Thirteen transport companies have now moved to the High Court, arguing that the ban is abrupt, unlawful, and economically damaging, especially during the busy festive season.
As reported in Citizen Digital, the operators warn that the enforcement could disrupt services, leave thousands of commuters stranded, and cause massive financial losses.
Through lawyers Stanley Kinyanjui and Danstan Omari, the operators say no safety incidents justify the ban and question why Nairobi routes are being targeted while similar operations continue elsewhere. They are seeking urgent conservatory orders to halt the directive.
As reported in the Business Daily, a company linked to tycoons Peter Munga and George Kariithi is embroiled in a fierce dispute with China’s Fenxi Mining Industry Co. Ltd over ownership of the Ksh3.9 trillion Mui Basin coal mines in Kitui.
Fenxi accuses the government of allowing the duo to obstruct its 21-year concession and has issued a 60-day default notice, warning of arbitration in Mauritius.
The Chinese firm says Great Lakes Corporation, owned by Munga and Kariithi, was dropped in 2018 for failing to pay its Ksh500 million share of concession fees. However, the tycoons insist the concession belongs to their consortium with Fenxi.

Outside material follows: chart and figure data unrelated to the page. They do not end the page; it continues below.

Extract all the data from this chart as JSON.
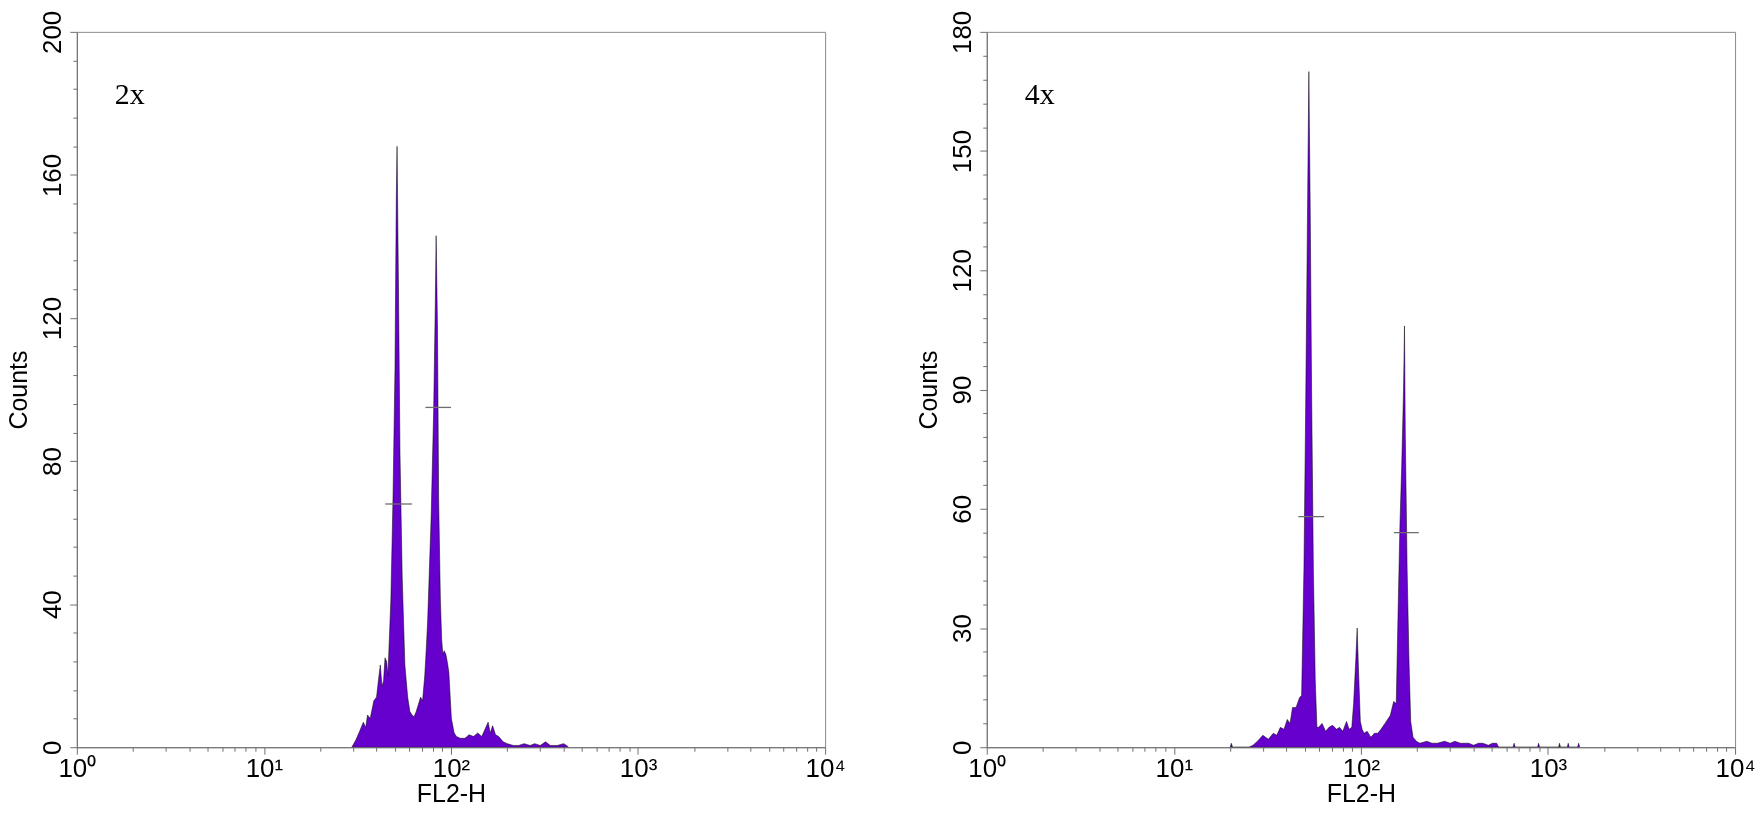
{
  "chart_data": [
    {
      "type": "area",
      "xlabel": "FL2-H",
      "ylabel": "Counts",
      "annotations": [
        "2x"
      ],
      "log": "x",
      "xlim": [
        1,
        10000
      ],
      "ylim": [
        0,
        200
      ],
      "xticks": [
        {
          "value": 1,
          "label": "10⁰"
        },
        {
          "value": 2,
          "label": null
        },
        {
          "value": 3,
          "label": null
        },
        {
          "value": 4,
          "label": null
        },
        {
          "value": 5,
          "label": null
        },
        {
          "value": 6,
          "label": null
        },
        {
          "value": 7,
          "label": null
        },
        {
          "value": 8,
          "label": null
        },
        {
          "value": 9,
          "label": null
        },
        {
          "value": 10,
          "label": "10¹"
        },
        {
          "value": 20,
          "label": null
        },
        {
          "value": 30,
          "label": null
        },
        {
          "value": 40,
          "label": null
        },
        {
          "value": 50,
          "label": null
        },
        {
          "value": 60,
          "label": null
        },
        {
          "value": 70,
          "label": null
        },
        {
          "value": 80,
          "label": null
        },
        {
          "value": 90,
          "label": null
        },
        {
          "value": 100,
          "label": "10²"
        },
        {
          "value": 200,
          "label": null
        },
        {
          "value": 300,
          "label": null
        },
        {
          "value": 400,
          "label": null
        },
        {
          "value": 500,
          "label": null
        },
        {
          "value": 600,
          "label": null
        },
        {
          "value": 700,
          "label": null
        },
        {
          "value": 800,
          "label": null
        },
        {
          "value": 900,
          "label": null
        },
        {
          "value": 1000,
          "label": "10³"
        },
        {
          "value": 2000,
          "label": null
        },
        {
          "value": 3000,
          "label": null
        },
        {
          "value": 4000,
          "label": null
        },
        {
          "value": 5000,
          "label": null
        },
        {
          "value": 6000,
          "label": null
        },
        {
          "value": 7000,
          "label": null
        },
        {
          "value": 8000,
          "label": null
        },
        {
          "value": 9000,
          "label": null
        },
        {
          "value": 10000,
          "label": "10⁴"
        }
      ],
      "yticks": [
        0,
        {
          "value": 8,
          "label": null
        },
        {
          "value": 16,
          "label": null
        },
        {
          "value": 24,
          "label": null
        },
        {
          "value": 32,
          "label": null
        },
        40,
        {
          "value": 48,
          "label": null
        },
        {
          "value": 56,
          "label": null
        },
        {
          "value": 64,
          "label": null
        },
        {
          "value": 72,
          "label": null
        },
        80,
        {
          "value": 88,
          "label": null
        },
        {
          "value": 96,
          "label": null
        },
        {
          "value": 104,
          "label": null
        },
        {
          "value": 112,
          "label": null
        },
        120,
        {
          "value": 128,
          "label": null
        },
        {
          "value": 136,
          "label": null
        },
        {
          "value": 144,
          "label": null
        },
        {
          "value": 152,
          "label": null
        },
        160,
        {
          "value": 168,
          "label": null
        },
        {
          "value": 176,
          "label": null
        },
        {
          "value": 184,
          "label": null
        },
        {
          "value": 192,
          "label": null
        },
        200
      ],
      "series": [
        {
          "color": "#6600cc",
          "x": [
            29.5,
            31,
            32.5,
            34,
            35,
            35.8,
            37,
            38.7,
            40,
            41,
            41.9,
            42.8,
            43.6,
            44.4,
            45.3,
            46,
            46.8,
            47.7,
            49,
            50.2,
            51,
            51.5,
            52.4,
            53.4,
            54.9,
            56.7,
            58.7,
            60.3,
            61.9,
            63.5,
            65.2,
            67,
            68.8,
            70.5,
            72.4,
            73.7,
            75,
            78.3,
            80.8,
            82.4,
            83.3,
            84.7,
            85.9,
            87.8,
            89.2,
            90.5,
            92,
            93.9,
            95.5,
            97.4,
            100.5,
            104,
            107,
            112,
            118.8,
            125,
            132,
            139,
            146,
            152,
            158,
            162,
            167,
            173,
            180,
            190,
            200,
            215,
            230,
            246,
            265,
            280,
            300,
            320,
            340,
            370,
            400,
            415,
            425
          ],
          "values": [
            0,
            2,
            4.5,
            7,
            5.5,
            9,
            8,
            13,
            14,
            19,
            23,
            17,
            18.5,
            25,
            24,
            20,
            30,
            41,
            70,
            106,
            153,
            168,
            129,
            82,
            47,
            23,
            14,
            10,
            9,
            8.5,
            10,
            12,
            14,
            13,
            20,
            27,
            35,
            64,
            94,
            123,
            143,
            118,
            70,
            41,
            30,
            26,
            27,
            26,
            24,
            21,
            8,
            4,
            3,
            2.5,
            2.5,
            3.5,
            3,
            4,
            3,
            5,
            7,
            4,
            6,
            3.5,
            3,
            1.5,
            1,
            0.5,
            0.5,
            1,
            0.5,
            1,
            0.5,
            1.5,
            0.5,
            0.5,
            1,
            0.5,
            0
          ]
        },
        {
          "type": "line",
          "color": "#6e6e6e",
          "x": [
            44.5,
            62
          ],
          "values": [
            68,
            68
          ]
        },
        {
          "type": "line",
          "color": "#6e6e6e",
          "x": [
            73,
            100
          ],
          "values": [
            95,
            95
          ]
        }
      ]
    },
    {
      "type": "area",
      "xlabel": "FL2-H",
      "ylabel": "Counts",
      "annotations": [
        "4x"
      ],
      "log": "x",
      "xlim": [
        1,
        10000
      ],
      "ylim": [
        0,
        180
      ],
      "xticks": [
        {
          "value": 1,
          "label": "10⁰"
        },
        {
          "value": 2,
          "label": null
        },
        {
          "value": 3,
          "label": null
        },
        {
          "value": 4,
          "label": null
        },
        {
          "value": 5,
          "label": null
        },
        {
          "value": 6,
          "label": null
        },
        {
          "value": 7,
          "label": null
        },
        {
          "value": 8,
          "label": null
        },
        {
          "value": 9,
          "label": null
        },
        {
          "value": 10,
          "label": "10¹"
        },
        {
          "value": 20,
          "label": null
        },
        {
          "value": 30,
          "label": null
        },
        {
          "value": 40,
          "label": null
        },
        {
          "value": 50,
          "label": null
        },
        {
          "value": 60,
          "label": null
        },
        {
          "value": 70,
          "label": null
        },
        {
          "value": 80,
          "label": null
        },
        {
          "value": 90,
          "label": null
        },
        {
          "value": 100,
          "label": "10²"
        },
        {
          "value": 200,
          "label": null
        },
        {
          "value": 300,
          "label": null
        },
        {
          "value": 400,
          "label": null
        },
        {
          "value": 500,
          "label": null
        },
        {
          "value": 600,
          "label": null
        },
        {
          "value": 700,
          "label": null
        },
        {
          "value": 800,
          "label": null
        },
        {
          "value": 900,
          "label": null
        },
        {
          "value": 1000,
          "label": "10³"
        },
        {
          "value": 2000,
          "label": null
        },
        {
          "value": 3000,
          "label": null
        },
        {
          "value": 4000,
          "label": null
        },
        {
          "value": 5000,
          "label": null
        },
        {
          "value": 6000,
          "label": null
        },
        {
          "value": 7000,
          "label": null
        },
        {
          "value": 8000,
          "label": null
        },
        {
          "value": 9000,
          "label": null
        },
        {
          "value": 10000,
          "label": "10⁴"
        }
      ],
      "yticks": [
        0,
        {
          "value": 6,
          "label": null
        },
        {
          "value": 12,
          "label": null
        },
        {
          "value": 18,
          "label": null
        },
        {
          "value": 24,
          "label": null
        },
        30,
        {
          "value": 36,
          "label": null
        },
        {
          "value": 42,
          "label": null
        },
        {
          "value": 48,
          "label": null
        },
        {
          "value": 54,
          "label": null
        },
        60,
        {
          "value": 66,
          "label": null
        },
        {
          "value": 72,
          "label": null
        },
        {
          "value": 78,
          "label": null
        },
        {
          "value": 84,
          "label": null
        },
        90,
        {
          "value": 96,
          "label": null
        },
        {
          "value": 102,
          "label": null
        },
        {
          "value": 108,
          "label": null
        },
        {
          "value": 114,
          "label": null
        },
        120,
        {
          "value": 126,
          "label": null
        },
        {
          "value": 132,
          "label": null
        },
        {
          "value": 138,
          "label": null
        },
        {
          "value": 144,
          "label": null
        },
        150,
        {
          "value": 156,
          "label": null
        },
        {
          "value": 162,
          "label": null
        },
        {
          "value": 168,
          "label": null
        },
        {
          "value": 174,
          "label": null
        },
        180
      ],
      "series": [
        {
          "color": "#6600cc",
          "x": [
            20,
            20.3,
            20.6,
            25.2,
            26.5,
            28,
            29.9,
            32,
            34,
            35.5,
            37.1,
            38.8,
            40.4,
            41.8,
            43.1,
            45,
            47,
            48.2,
            49.6,
            50.5,
            51.3,
            52.1,
            52.7,
            53.6,
            54.5,
            55.7,
            57,
            58.2,
            59.4,
            62,
            64.8,
            67.5,
            70.7,
            74,
            76.9,
            80,
            83.8,
            86.5,
            89.4,
            91.4,
            94,
            95.5,
            97,
            99.3,
            101.5,
            104,
            108,
            113,
            118,
            123,
            128,
            134.5,
            143.5,
            149.7,
            154.5,
            158,
            161.7,
            165.3,
            169,
            171,
            172.7,
            176.6,
            180.6,
            184.6,
            190,
            198,
            206.5,
            225,
            240,
            256,
            280,
            300,
            318,
            340,
            360,
            377,
            400,
            425,
            448,
            480,
            505,
            532,
            545,
            650,
            659,
            668,
            880,
            891,
            902,
            1140,
            1153,
            1166,
            1268,
            1283,
            1298,
            1440,
            1459,
            1478
          ],
          "values": [
            0,
            1,
            0,
            0,
            0.5,
            1.5,
            3,
            2,
            3.5,
            3,
            5,
            4.5,
            7,
            6,
            10,
            10,
            12.5,
            13,
            45,
            79,
            112,
            146,
            170,
            135,
            90,
            45,
            17,
            5,
            5,
            6,
            4,
            5,
            5.5,
            4.5,
            5,
            4,
            6.5,
            4.5,
            5,
            11,
            22.5,
            30,
            20,
            6.5,
            4.5,
            3.5,
            4,
            2.5,
            3.5,
            3.5,
            4.5,
            6,
            8,
            11.5,
            11,
            34,
            56,
            71,
            90,
            106,
            79,
            45,
            22.5,
            6.5,
            2.5,
            1.5,
            1,
            1.5,
            1,
            1,
            1.5,
            1,
            1.5,
            1,
            1,
            1,
            0.5,
            1,
            1,
            0.5,
            1,
            1,
            0,
            0,
            1,
            0,
            0,
            1,
            0,
            0,
            1,
            0,
            0,
            1,
            0,
            0,
            1,
            0
          ]
        },
        {
          "type": "line",
          "color": "#6e6e6e",
          "x": [
            46.3,
            63.6
          ],
          "values": [
            58,
            58
          ]
        },
        {
          "type": "line",
          "color": "#6e6e6e",
          "x": [
            150,
            204
          ],
          "values": [
            54,
            54
          ]
        }
      ]
    }
  ]
}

Despite an Attorney-General opinion affirming Fenxi as the rightful concessionaire, the dispute has stalled mining for over a decade.
As reported by Nation, Safaricom has struck a deal with Elon Musk’s Starlink after Vodacom, its parent company, signed an Africa-wide agreement allowing resale of the US firm’s satellite data and equipment.
The move ends a previous dispute where Safaricom opposed Starlink in Kenya over security and network interference concerns.
Under the deal, Safaricom and Vodacom affiliates in South Africa, Tanzania, and Egypt can resell Starlink services and integrate its satellite technology into mobile networks, boosting rural coverage in Kenya and Ethiopia.
The telco will continue working with AST SpaceMobile and other providers, sharing revenues 50-50 with AST.
Starlink’s competitive packages and lower hardware costs have increased market competition, prompting partnerships with local operators to expand internet access.